Is Drinking Milk With Meals Decreasing My Iron Absorption?

Iron combines with protein to make hemoglobin, the red component of blood that carries oxygen to body cells. It also helps cells use oxygen, prevents nutritional anemia and increases resistance to infection. Dietary sources of iron come in two forms: Heme iron is found in animal foods such as meat, fish and poultry, while nonheme iron comes from plant sources including beans, legumes, nuts, fortified grains and soy products.

Milk might decrease iron absorption.

Decreased Iron Absorption

Drinking milk or including other calcium-rich products, such as cheese and yogurt, with meals decreases the absorption of nonheme iron. Tannins, found in tea, and polyphenols and phytates, found in legumes and whole grains, have the same effect on nonheme iron absorption. Vegetarians are more at risk for iron deficiency since they consume only nonheme iron.

Increasing Iron Absorption

Heme iron is more readily absorbed by the body than nonheme iron. Include a range of both heme and nonheme iron sources daily to meet your iron needs. Including a vitamin C-rich food, like an orange, at meals helps the body utilize iron more efficiently. Make adjustments in your daily meal plan to account for foods and beverages that might inhibit or increase iron absorption.


Symptoms of iron deficiency, known as anemia, include fatigue, decreased work performance, colder body temperature and increased frequency of illness. If you are concerned that you might be suffering from iron deficiency, ask your doctor to perform a lab test. If you have been diagnosed with anemia, follow the recommendations above to maximize iron absorption from your diet. Your doctor might recommend taking an iron supplement.


The benefits of consuming milk with meals might outweigh the risks.
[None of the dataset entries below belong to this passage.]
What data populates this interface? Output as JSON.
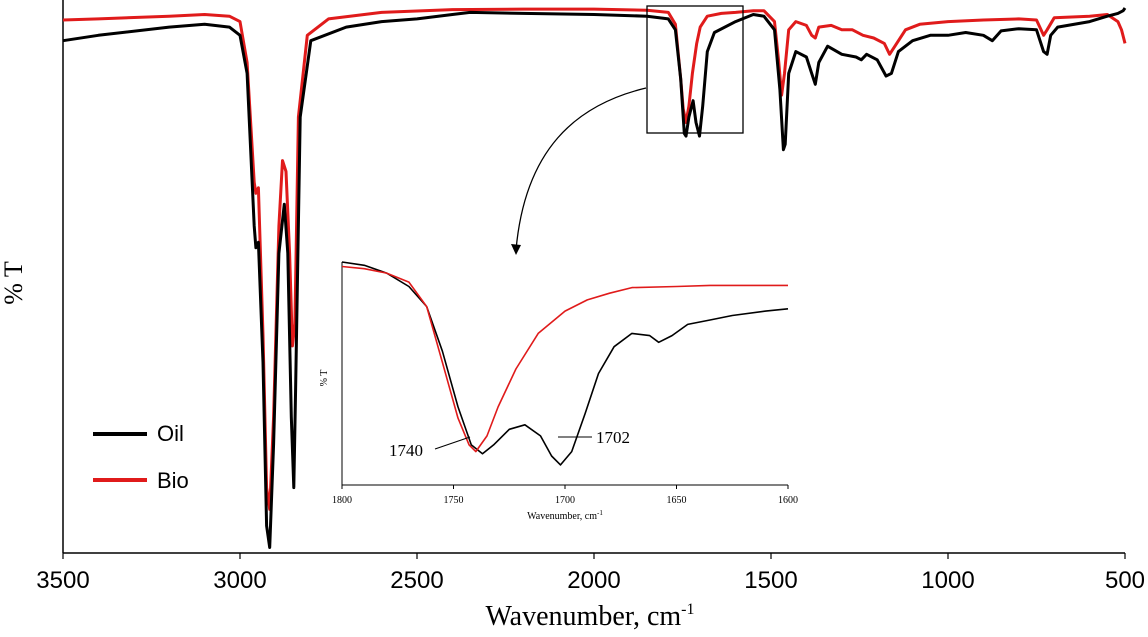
{
  "chart_data": {
    "main": {
      "type": "line",
      "xlabel_main": "Wavenumber, cm",
      "xlabel_sup": "-1",
      "ylabel": "% T",
      "xlim": [
        3500,
        500
      ],
      "x_ticks": [
        {
          "value": 3500,
          "label": "3500"
        },
        {
          "value": 3000,
          "label": "3000"
        },
        {
          "value": 2500,
          "label": "2500"
        },
        {
          "value": 2000,
          "label": "2000"
        },
        {
          "value": 1500,
          "label": "1500"
        },
        {
          "value": 1000,
          "label": "1000"
        },
        {
          "value": 500,
          "label": "500"
        }
      ],
      "series": [
        {
          "name": "Oil",
          "color": "#000000",
          "points": [
            [
              3500,
              94.0
            ],
            [
              3400,
              95.0
            ],
            [
              3200,
              96.5
            ],
            [
              3100,
              97.0
            ],
            [
              3030,
              96.5
            ],
            [
              3000,
              95.0
            ],
            [
              2980,
              88.0
            ],
            [
              2960,
              60.0
            ],
            [
              2955,
              56.0
            ],
            [
              2948,
              57.0
            ],
            [
              2935,
              35.0
            ],
            [
              2925,
              5.0
            ],
            [
              2916,
              1.0
            ],
            [
              2905,
              20.0
            ],
            [
              2890,
              55.0
            ],
            [
              2875,
              64.0
            ],
            [
              2865,
              55.0
            ],
            [
              2855,
              25.0
            ],
            [
              2848,
              12.0
            ],
            [
              2843,
              30.0
            ],
            [
              2830,
              80.0
            ],
            [
              2800,
              94.0
            ],
            [
              2700,
              96.5
            ],
            [
              2600,
              97.5
            ],
            [
              2500,
              98.0
            ],
            [
              2400,
              98.8
            ],
            [
              2350,
              99.2
            ],
            [
              2200,
              99.0
            ],
            [
              2000,
              98.8
            ],
            [
              1850,
              98.5
            ],
            [
              1790,
              98.0
            ],
            [
              1770,
              96.0
            ],
            [
              1755,
              87.0
            ],
            [
              1745,
              77.0
            ],
            [
              1740,
              76.5
            ],
            [
              1732,
              80.0
            ],
            [
              1720,
              83.0
            ],
            [
              1712,
              79.0
            ],
            [
              1702,
              76.5
            ],
            [
              1693,
              82.0
            ],
            [
              1680,
              92.0
            ],
            [
              1660,
              95.5
            ],
            [
              1600,
              97.5
            ],
            [
              1550,
              98.8
            ],
            [
              1520,
              98.5
            ],
            [
              1490,
              96.0
            ],
            [
              1475,
              85.0
            ],
            [
              1465,
              74.0
            ],
            [
              1460,
              75.0
            ],
            [
              1450,
              88.0
            ],
            [
              1430,
              92.0
            ],
            [
              1400,
              91.0
            ],
            [
              1385,
              88.0
            ],
            [
              1375,
              86.0
            ],
            [
              1365,
              90.0
            ],
            [
              1340,
              93.0
            ],
            [
              1300,
              91.5
            ],
            [
              1260,
              91.0
            ],
            [
              1245,
              90.5
            ],
            [
              1230,
              91.5
            ],
            [
              1200,
              90.5
            ],
            [
              1175,
              87.5
            ],
            [
              1160,
              88.0
            ],
            [
              1140,
              92.0
            ],
            [
              1100,
              94.0
            ],
            [
              1050,
              95.0
            ],
            [
              1000,
              95.0
            ],
            [
              950,
              95.5
            ],
            [
              900,
              95.0
            ],
            [
              875,
              94.0
            ],
            [
              850,
              95.8
            ],
            [
              800,
              96.2
            ],
            [
              750,
              96.0
            ],
            [
              730,
              92.0
            ],
            [
              720,
              91.5
            ],
            [
              710,
              95.0
            ],
            [
              690,
              96.5
            ],
            [
              600,
              97.5
            ],
            [
              550,
              98.5
            ],
            [
              520,
              99.0
            ],
            [
              505,
              99.5
            ],
            [
              500,
              100.0
            ]
          ]
        },
        {
          "name": "Bio",
          "color": "#e01b1b",
          "points": [
            [
              3500,
              97.8
            ],
            [
              3400,
              98.0
            ],
            [
              3200,
              98.5
            ],
            [
              3100,
              98.8
            ],
            [
              3030,
              98.5
            ],
            [
              3000,
              97.5
            ],
            [
              2980,
              90.0
            ],
            [
              2960,
              68.0
            ],
            [
              2955,
              66.0
            ],
            [
              2948,
              67.0
            ],
            [
              2935,
              40.0
            ],
            [
              2925,
              12.0
            ],
            [
              2916,
              8.0
            ],
            [
              2905,
              25.0
            ],
            [
              2890,
              60.0
            ],
            [
              2880,
              72.0
            ],
            [
              2870,
              70.0
            ],
            [
              2860,
              55.0
            ],
            [
              2852,
              38.0
            ],
            [
              2845,
              42.0
            ],
            [
              2835,
              80.0
            ],
            [
              2810,
              95.0
            ],
            [
              2750,
              98.0
            ],
            [
              2600,
              99.2
            ],
            [
              2400,
              99.7
            ],
            [
              2200,
              99.8
            ],
            [
              2000,
              99.8
            ],
            [
              1850,
              99.6
            ],
            [
              1790,
              99.2
            ],
            [
              1770,
              97.0
            ],
            [
              1755,
              87.0
            ],
            [
              1748,
              81.5
            ],
            [
              1740,
              79.0
            ],
            [
              1732,
              82.0
            ],
            [
              1722,
              88.0
            ],
            [
              1710,
              93.5
            ],
            [
              1700,
              96.5
            ],
            [
              1680,
              98.5
            ],
            [
              1640,
              99.0
            ],
            [
              1600,
              99.2
            ],
            [
              1550,
              99.5
            ],
            [
              1520,
              99.5
            ],
            [
              1490,
              97.5
            ],
            [
              1478,
              90.0
            ],
            [
              1470,
              84.0
            ],
            [
              1462,
              88.0
            ],
            [
              1450,
              96.0
            ],
            [
              1430,
              97.5
            ],
            [
              1400,
              96.8
            ],
            [
              1385,
              95.0
            ],
            [
              1375,
              94.5
            ],
            [
              1365,
              96.5
            ],
            [
              1330,
              96.8
            ],
            [
              1300,
              96.0
            ],
            [
              1270,
              96.0
            ],
            [
              1240,
              95.0
            ],
            [
              1210,
              94.5
            ],
            [
              1180,
              93.5
            ],
            [
              1165,
              91.5
            ],
            [
              1150,
              93.0
            ],
            [
              1120,
              96.0
            ],
            [
              1080,
              97.0
            ],
            [
              1000,
              97.5
            ],
            [
              900,
              97.8
            ],
            [
              800,
              98.0
            ],
            [
              750,
              97.8
            ],
            [
              730,
              95.0
            ],
            [
              720,
              96.0
            ],
            [
              700,
              98.2
            ],
            [
              600,
              98.5
            ],
            [
              550,
              98.8
            ],
            [
              520,
              97.5
            ],
            [
              510,
              96.0
            ],
            [
              500,
              93.5
            ]
          ]
        }
      ],
      "legend": {
        "placement": "lower-left",
        "entries": [
          "Oil",
          "Bio"
        ]
      }
    },
    "inset": {
      "type": "line",
      "xlabel_main": "Wavenumber, cm",
      "xlabel_sup": "-1",
      "ylabel": "% T",
      "xlim": [
        1800,
        1600
      ],
      "ylim": [
        0,
        100
      ],
      "x_ticks": [
        {
          "value": 1800,
          "label": "1800"
        },
        {
          "value": 1750,
          "label": "1750"
        },
        {
          "value": 1700,
          "label": "1700"
        },
        {
          "value": 1650,
          "label": "1650"
        },
        {
          "value": 1600,
          "label": "1600"
        }
      ],
      "series": [
        {
          "name": "Oil",
          "color": "#000000",
          "points": [
            [
              1800,
              100
            ],
            [
              1790,
              98.5
            ],
            [
              1780,
              95
            ],
            [
              1770,
              89
            ],
            [
              1762,
              80
            ],
            [
              1755,
              60
            ],
            [
              1748,
              35
            ],
            [
              1742,
              18
            ],
            [
              1737,
              14
            ],
            [
              1732,
              18
            ],
            [
              1725,
              25
            ],
            [
              1718,
              27
            ],
            [
              1711,
              22
            ],
            [
              1706,
              13
            ],
            [
              1702,
              9
            ],
            [
              1697,
              15
            ],
            [
              1691,
              32
            ],
            [
              1685,
              50
            ],
            [
              1678,
              62
            ],
            [
              1670,
              68
            ],
            [
              1662,
              67
            ],
            [
              1658,
              64
            ],
            [
              1652,
              67
            ],
            [
              1645,
              72
            ],
            [
              1635,
              74
            ],
            [
              1625,
              76
            ],
            [
              1610,
              78
            ],
            [
              1600,
              79
            ]
          ]
        },
        {
          "name": "Bio",
          "color": "#e01b1b",
          "points": [
            [
              1800,
              98
            ],
            [
              1790,
              97
            ],
            [
              1780,
              95
            ],
            [
              1770,
              91
            ],
            [
              1762,
              80
            ],
            [
              1755,
              55
            ],
            [
              1748,
              30
            ],
            [
              1743,
              18
            ],
            [
              1740,
              15
            ],
            [
              1735,
              22
            ],
            [
              1730,
              35
            ],
            [
              1722,
              52
            ],
            [
              1712,
              68
            ],
            [
              1700,
              78
            ],
            [
              1690,
              83
            ],
            [
              1680,
              86
            ],
            [
              1670,
              88.5
            ],
            [
              1650,
              89
            ],
            [
              1635,
              89.5
            ],
            [
              1620,
              89.5
            ],
            [
              1600,
              89.5
            ]
          ]
        }
      ],
      "annotations": [
        {
          "text": "1740",
          "x": 1740,
          "y": 14
        },
        {
          "text": "1702",
          "x": 1702,
          "y": 9
        }
      ]
    }
  }
}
According to the 2010 Dietary Guidelines, calcium and vitamin D, both found primarily in dairy products, were identified as "nutrients of concern" in the American population. The recommendations state that most adults should consume at least three servings of dairy products daily. If you have low levels of iron, consume dairy products and calcium supplements separate from meals to prevent other nutrient deficiencies.